Speaking of the periodic table, the noble gas Xe (xenon) features prominently in the storyline. In this fictional case, it becomes Xenonite: an all-purpose alien solid material that can be generated on the fly and is used to solve many of the problems encountered by the characters. One major highlight is that Xenonite can be used to make glass-looking spacesuits that resemble those geodesic terrariums people keep cacti in. Except wearable.
Speaking of the best fashion decade ever, the 1970s, at least two movies from that era are referenced in the story: Rocky and Close Encounters of the Third Kind (and yes, those famous boop-boop-beep-boop notes). Grace nicknames his sidekick Rocky, and he nicknames the planet Tau Ceti e (in the Tau Ceti star system) Adrian. Because Tau Ceti is a boring name.
We learn that Rocky doesn’t know how to use a retractable tape measure and gets tangled up in it. I won’t say why—no spoilers, remember? But wait…why is the first interstellar ship humans send abroad stocked with retractable tape measures? This remains unexplained. Oops—actual spoiler!

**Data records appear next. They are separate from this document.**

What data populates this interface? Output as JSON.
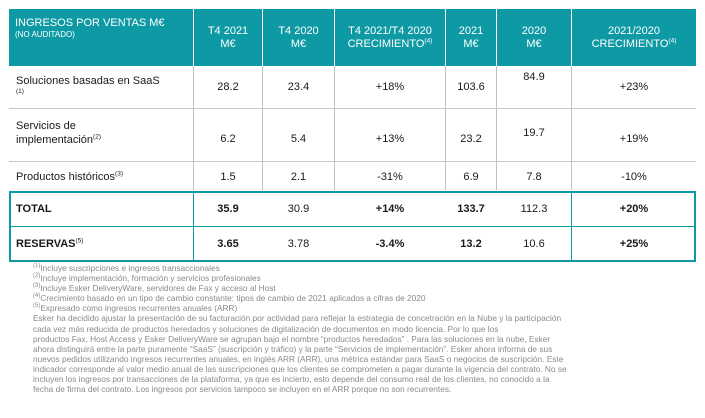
{
  "header": {
    "col1_title": "INGRESOS POR VENTAS M€",
    "col1_subtitle": "(NO AUDITADO)",
    "col2_l1": "T4 2021",
    "col2_l2": "M€",
    "col3_l1": "T4 2020",
    "col3_l2": "M€",
    "col4_l1": "T4 2021/T4 2020",
    "col4_l2": "CRECIMIENTO",
    "col4_sup": "(4)",
    "col5_l1": "2021",
    "col5_l2": "M€",
    "col6_l1": "2020",
    "col6_l2": "M€",
    "col7_l1": "2021/2020",
    "col7_l2": "CRECIMIENTO",
    "col7_sup": "(4)"
  },
  "rows": [
    {
      "label_l1": "Soluciones basadas en SaaS",
      "label_l2": "(1)",
      "sup": "",
      "t4_2021": "28.2",
      "t4_2020": "23.4",
      "t4_growth": "+18%",
      "y2021": "103.6",
      "y2020": "84.9",
      "growth": "+23%"
    },
    {
      "label_l1": "Servicios de",
      "label_l2": "implementación",
      "sup": "(2)",
      "t4_2021": "6.2",
      "t4_2020": "5.4",
      "t4_growth": "+13%",
      "y2021": "23.2",
      "y2020": "19.7",
      "growth": "+19%"
    },
    {
      "label_l1": "Productos históricos",
      "label_l2": "",
      "sup": "(3)",
      "t4_2021": "1.5",
      "t4_2020": "2.1",
      "t4_growth": "-31%",
      "y2021": "6.9",
      "y2020": "7.8",
      "growth": "-10%"
    },
    {
      "label_l1": "TOTAL",
      "label_l2": "",
      "sup": "",
      "t4_2021": "35.9",
      "t4_2020": "30.9",
      "t4_growth": "+14%",
      "y2021": "133.7",
      "y2020": "112.3",
      "growth": "+20%"
    },
    {
      "label_l1": "RESERVAS",
      "label_l2": "",
      "sup": "(5)",
      "t4_2021": "3.65",
      "t4_2020": "3.78",
      "t4_growth": "-3.4%",
      "y2021": "13.2",
      "y2020": "10.6",
      "growth": "+25%"
    }
  ],
  "footnotes": {
    "n1_mark": "(1)",
    "n1": "Incluye suscripciones e ingresos transaccionales",
    "n2_mark": "(2)",
    "n2": "Incluye implementación, formación y servicios profesionales",
    "n3_mark": "(3)",
    "n3": "Incluye Esker DeliveryWare, servidores de Fax y acceso al Host",
    "n4_mark": "(4)",
    "n4": "Crecimiento basado en un tipo de cambio constante: tipos de cambio de 2021 aplicados a cifras de 2020",
    "n5_mark": "(5)",
    "n5": "Expresado como ingresos recurrentes anuales (ARR)",
    "p1": "Esker ha decidido ajustar la presentación de su facturación por actividad para reflejar la estrategia de concetración en la Nube y la participación",
    "p2": "cada vez más reducida de productos heredados y soluciones de digitalización de documentos en modo licencia. Por lo que los",
    "p3": "productos Fax, Host Access y Esker DeliveryWare se agrupan bajo el nombre “productos heredados” . Para las soluciones en la nube, Esker",
    "p4": "ahora distinguirá entre la parte puramente “SaaS” (suscripción y tráfico) y la parte “Servicios de implementación”. Esker ahora informa de sus",
    "p5": "nuevos pedidos utilizando ingresos recurrentes anuales, en inglés ARR (ARR), una métrica estándar para SaaS o negocios de suscripción. Este",
    "p6": "indicador corresponde al valor medio anual de las suscripciones que los clientes se comprometen a pagar durante la vigencia del contrato. No se",
    "p7": "incluyen los ingresos por transacciones de la plataforma, ya que es incierto, esto depende del consumo real de los clientes, no conocido a la",
    "p8": "fecha de firma del contrato. Los ingresos por servicios tampoco se incluyen en el ARR porque no son recurrentes."
  }
}
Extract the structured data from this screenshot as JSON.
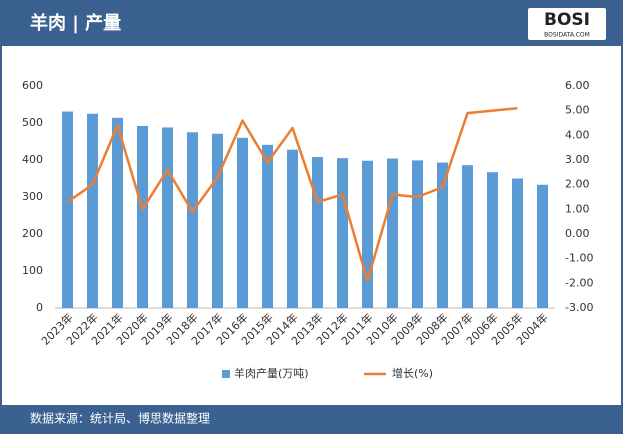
{
  "chart_data": {
    "type": "bar_line",
    "title": "羊肉 | 产量",
    "logo_text": "BOSI",
    "logo_url": "BOSIDATA.COM",
    "source": "数据来源：统计局、博思数据整理",
    "categories": [
      "2023年",
      "2022年",
      "2021年",
      "2020年",
      "2019年",
      "2018年",
      "2017年",
      "2016年",
      "2015年",
      "2014年",
      "2013年",
      "2012年",
      "2011年",
      "2010年",
      "2009年",
      "2008年",
      "2007年",
      "2006年",
      "2005年",
      "2004年"
    ],
    "series": [
      {
        "name": "羊肉产量(万吨)",
        "type": "bar",
        "color": "#5b9bd5",
        "values": [
          531,
          525,
          514,
          492,
          488,
          475,
          471,
          460,
          441,
          428,
          408,
          405,
          398,
          404,
          399,
          393,
          386,
          367,
          350,
          333
        ]
      },
      {
        "name": "增长(%)",
        "type": "line",
        "axis": "y2",
        "color": "#ed7d31",
        "values": [
          1.3,
          2.0,
          4.4,
          1.0,
          2.6,
          0.9,
          2.3,
          4.6,
          2.9,
          4.3,
          1.3,
          1.6,
          -1.9,
          1.6,
          1.5,
          1.9,
          4.9,
          5.0,
          5.1,
          null
        ]
      }
    ],
    "ylim": [
      0,
      600
    ],
    "yticks": [
      0,
      100,
      200,
      300,
      400,
      500,
      600
    ],
    "y2lim": [
      -3,
      6
    ],
    "y2ticks": [
      {
        "value": 6,
        "label": "6.00"
      },
      {
        "value": 5,
        "label": "5.00"
      },
      {
        "value": 4,
        "label": "4.00"
      },
      {
        "value": 3,
        "label": "3.00"
      },
      {
        "value": 2,
        "label": "2.00"
      },
      {
        "value": 1,
        "label": "1.00"
      },
      {
        "value": 0,
        "label": "0.00"
      },
      {
        "value": -1,
        "label": "-1.00"
      },
      {
        "value": -2,
        "label": "-2.00"
      },
      {
        "value": -3,
        "label": "-3.00"
      }
    ],
    "grid": false,
    "legend": "bottom"
  }
}
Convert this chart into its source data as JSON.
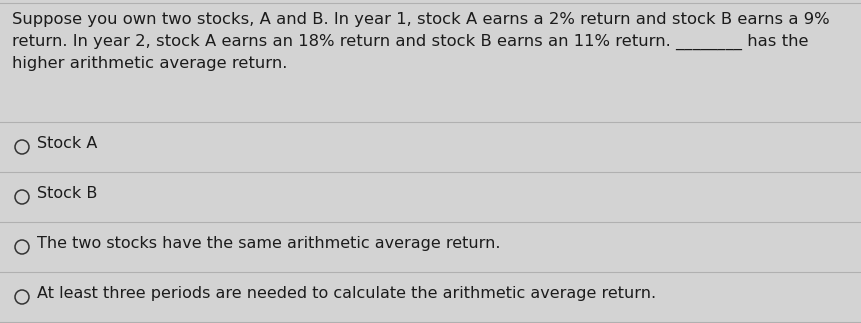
{
  "background_color": "#d3d3d3",
  "question_lines": [
    "Suppose you own two stocks, A and B. In year 1, stock A earns a 2% return and stock B earns a 9%",
    "return. In year 2, stock A earns an 18% return and stock B earns an 11% return. ________ has the",
    "higher arithmetic average return."
  ],
  "options": [
    "Stock A",
    "Stock B",
    "The two stocks have the same arithmetic average return.",
    "At least three periods are needed to calculate the arithmetic average return."
  ],
  "text_color": "#1c1c1c",
  "line_color": "#b0b0b0",
  "circle_edge_color": "#333333",
  "font_size_question": 11.8,
  "font_size_options": 11.5,
  "fig_width": 8.61,
  "fig_height": 3.23,
  "dpi": 100
}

There are many touching, tear-worthy moments in the film which I will not reveal. But I will mention that one of them involves karaoke. Specifically, a character you would never expect to sing karaoke takes the microphone and absolutely devastates the audience emotionally.
How awesome are these tidbits that give very little away and yet hopefully intrigue you?
While the cinematography is well done, some of the astrophotography images don’t contain stars. This might not bother most viewers, but it obviously bothered at least one imager in attendance. Since this was the only criticism of the film that I encountered, I am highly recommending that you go see it.